Read the UC Davis Health summary →  |  Read the Social Science and Medicine study →

A retrospective study in Radiology applied an open-source deep-learning body-composition framework to 66,608 whole-body MRI scans in the UK Biobank and the German National Cohort. High visceral fat was associated with a 2.26X risk of future diabetes. High intramuscular fat was associated with a 1.54X risk of future major cardiovascular events. Low skeletal muscle was associated with 1.44X all-cause mortality, beyond standard cardiometabolic risk factors.

Why it matters

What's new is that AI can pull body composition data straight off MRIs we're already doing — including muscle quality (fat inside muscle, not just muscle mass), which independently predicts cardiovascular events.

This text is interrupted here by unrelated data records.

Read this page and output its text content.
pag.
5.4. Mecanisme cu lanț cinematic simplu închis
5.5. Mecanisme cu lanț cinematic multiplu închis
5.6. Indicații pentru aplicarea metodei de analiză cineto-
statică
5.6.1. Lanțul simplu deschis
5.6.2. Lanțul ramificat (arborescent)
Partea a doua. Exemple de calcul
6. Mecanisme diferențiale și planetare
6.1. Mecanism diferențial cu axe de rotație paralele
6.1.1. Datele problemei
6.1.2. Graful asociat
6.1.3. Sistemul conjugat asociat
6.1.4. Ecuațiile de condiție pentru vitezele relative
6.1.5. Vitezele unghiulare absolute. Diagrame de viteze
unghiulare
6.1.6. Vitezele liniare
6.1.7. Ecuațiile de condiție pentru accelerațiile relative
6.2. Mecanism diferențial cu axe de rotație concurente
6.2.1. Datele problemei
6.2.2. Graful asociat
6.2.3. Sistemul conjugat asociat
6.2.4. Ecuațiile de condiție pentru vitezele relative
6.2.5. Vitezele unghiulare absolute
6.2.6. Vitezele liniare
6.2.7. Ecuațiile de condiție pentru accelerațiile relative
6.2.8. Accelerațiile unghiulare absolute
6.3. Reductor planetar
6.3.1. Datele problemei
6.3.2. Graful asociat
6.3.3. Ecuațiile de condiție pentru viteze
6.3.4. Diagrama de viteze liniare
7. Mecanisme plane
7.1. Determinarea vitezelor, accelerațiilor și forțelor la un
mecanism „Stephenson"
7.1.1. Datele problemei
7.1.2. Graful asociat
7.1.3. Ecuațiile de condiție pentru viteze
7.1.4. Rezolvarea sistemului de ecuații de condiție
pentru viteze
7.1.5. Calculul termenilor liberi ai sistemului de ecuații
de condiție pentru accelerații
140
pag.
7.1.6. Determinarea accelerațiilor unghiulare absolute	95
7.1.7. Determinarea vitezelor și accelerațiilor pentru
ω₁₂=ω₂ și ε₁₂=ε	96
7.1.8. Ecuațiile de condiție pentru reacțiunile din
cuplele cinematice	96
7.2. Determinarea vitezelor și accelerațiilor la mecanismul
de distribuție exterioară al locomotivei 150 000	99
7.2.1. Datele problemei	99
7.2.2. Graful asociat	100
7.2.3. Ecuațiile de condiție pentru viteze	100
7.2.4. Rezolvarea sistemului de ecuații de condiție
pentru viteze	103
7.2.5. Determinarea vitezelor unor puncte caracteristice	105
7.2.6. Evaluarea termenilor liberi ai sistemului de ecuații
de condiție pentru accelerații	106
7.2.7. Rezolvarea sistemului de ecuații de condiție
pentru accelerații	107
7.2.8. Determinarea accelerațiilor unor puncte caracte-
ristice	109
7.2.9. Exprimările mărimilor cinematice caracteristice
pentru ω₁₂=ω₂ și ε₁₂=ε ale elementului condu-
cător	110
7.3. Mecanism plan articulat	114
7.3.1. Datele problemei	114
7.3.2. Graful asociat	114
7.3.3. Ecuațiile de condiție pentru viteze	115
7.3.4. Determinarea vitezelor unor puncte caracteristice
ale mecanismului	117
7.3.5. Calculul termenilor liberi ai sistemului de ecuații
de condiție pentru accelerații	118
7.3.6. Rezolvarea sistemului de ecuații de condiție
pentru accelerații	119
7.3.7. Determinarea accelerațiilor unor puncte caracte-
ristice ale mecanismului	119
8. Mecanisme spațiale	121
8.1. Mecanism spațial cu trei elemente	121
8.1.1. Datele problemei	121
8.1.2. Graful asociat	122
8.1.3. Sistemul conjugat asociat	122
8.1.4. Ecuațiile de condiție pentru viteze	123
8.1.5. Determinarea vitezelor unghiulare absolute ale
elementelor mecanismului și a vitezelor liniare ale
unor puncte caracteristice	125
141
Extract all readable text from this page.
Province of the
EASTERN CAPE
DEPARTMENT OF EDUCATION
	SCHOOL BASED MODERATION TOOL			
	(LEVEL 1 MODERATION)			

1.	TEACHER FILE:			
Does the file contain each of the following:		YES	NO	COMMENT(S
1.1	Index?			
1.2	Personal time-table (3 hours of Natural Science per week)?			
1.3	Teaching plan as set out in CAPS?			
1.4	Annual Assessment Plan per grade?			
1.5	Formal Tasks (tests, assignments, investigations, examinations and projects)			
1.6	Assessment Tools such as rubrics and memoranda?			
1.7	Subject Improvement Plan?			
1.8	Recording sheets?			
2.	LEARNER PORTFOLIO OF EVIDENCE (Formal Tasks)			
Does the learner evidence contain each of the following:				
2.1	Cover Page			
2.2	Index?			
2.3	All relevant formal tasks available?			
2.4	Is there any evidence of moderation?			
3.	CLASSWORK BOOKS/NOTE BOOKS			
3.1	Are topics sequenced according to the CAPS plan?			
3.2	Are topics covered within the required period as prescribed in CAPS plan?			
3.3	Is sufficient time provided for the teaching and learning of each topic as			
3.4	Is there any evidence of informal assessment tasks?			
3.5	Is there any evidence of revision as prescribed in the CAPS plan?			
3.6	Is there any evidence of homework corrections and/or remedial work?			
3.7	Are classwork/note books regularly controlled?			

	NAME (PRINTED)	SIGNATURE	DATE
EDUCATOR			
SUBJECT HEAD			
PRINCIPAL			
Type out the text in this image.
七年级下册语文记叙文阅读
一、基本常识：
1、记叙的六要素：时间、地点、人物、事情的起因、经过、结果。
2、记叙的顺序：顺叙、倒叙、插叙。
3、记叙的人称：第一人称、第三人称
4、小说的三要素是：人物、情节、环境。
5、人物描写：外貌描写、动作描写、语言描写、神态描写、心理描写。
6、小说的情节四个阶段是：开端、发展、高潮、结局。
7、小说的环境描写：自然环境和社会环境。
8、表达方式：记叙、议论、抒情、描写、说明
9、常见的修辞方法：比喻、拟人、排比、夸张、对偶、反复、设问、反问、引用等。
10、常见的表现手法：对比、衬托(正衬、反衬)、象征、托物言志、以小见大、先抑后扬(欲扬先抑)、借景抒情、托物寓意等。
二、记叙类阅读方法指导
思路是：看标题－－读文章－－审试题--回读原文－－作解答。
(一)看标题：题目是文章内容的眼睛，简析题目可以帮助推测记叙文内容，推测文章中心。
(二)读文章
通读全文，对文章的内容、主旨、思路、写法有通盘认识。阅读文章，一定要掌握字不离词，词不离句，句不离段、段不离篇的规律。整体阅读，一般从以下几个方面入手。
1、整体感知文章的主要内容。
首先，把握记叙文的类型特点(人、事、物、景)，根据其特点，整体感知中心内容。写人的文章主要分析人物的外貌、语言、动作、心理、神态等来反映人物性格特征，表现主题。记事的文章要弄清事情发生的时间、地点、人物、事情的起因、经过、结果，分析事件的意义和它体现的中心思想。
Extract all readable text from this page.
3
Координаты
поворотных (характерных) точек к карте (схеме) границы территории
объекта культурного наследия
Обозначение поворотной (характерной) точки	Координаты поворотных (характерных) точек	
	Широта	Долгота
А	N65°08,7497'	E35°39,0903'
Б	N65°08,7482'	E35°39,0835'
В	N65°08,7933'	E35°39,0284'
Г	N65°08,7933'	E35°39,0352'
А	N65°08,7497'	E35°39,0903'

No new screening pathway, just more value out of the same scan. Acting earlier on these signals is still the harder problem, but I'm expecting AI to help close that gap, too.

Read the RSNA summary →

1 Key Insight
Humans in the loop, yes! But where?

The AI finding that "eyeliner predicts anemia" is a salient justification for keeping humans in the loop. But that's the easy part. The harder part is figuring out where and how.

In Lyles et. al.'s case, the human sits before deployment. An interdisciplinary human panel reviews the model and decides what's deployable. In Hims & Hers Labs AI, the human sits after. The customer reads the AI interpretation first, and the clinician is an optional second consult. The entire Jung et. al. study is only possible because the human stepped outside the loop entirely. The human asked (and answered) what AI can't itself: what else, what's next, what's new?

Takeaway

More important than figuring out where the human should be in the loop is designing the loop itself. That's where we have a uniquely human advantage. That's where there's leverage. That's where your leadership matters the most.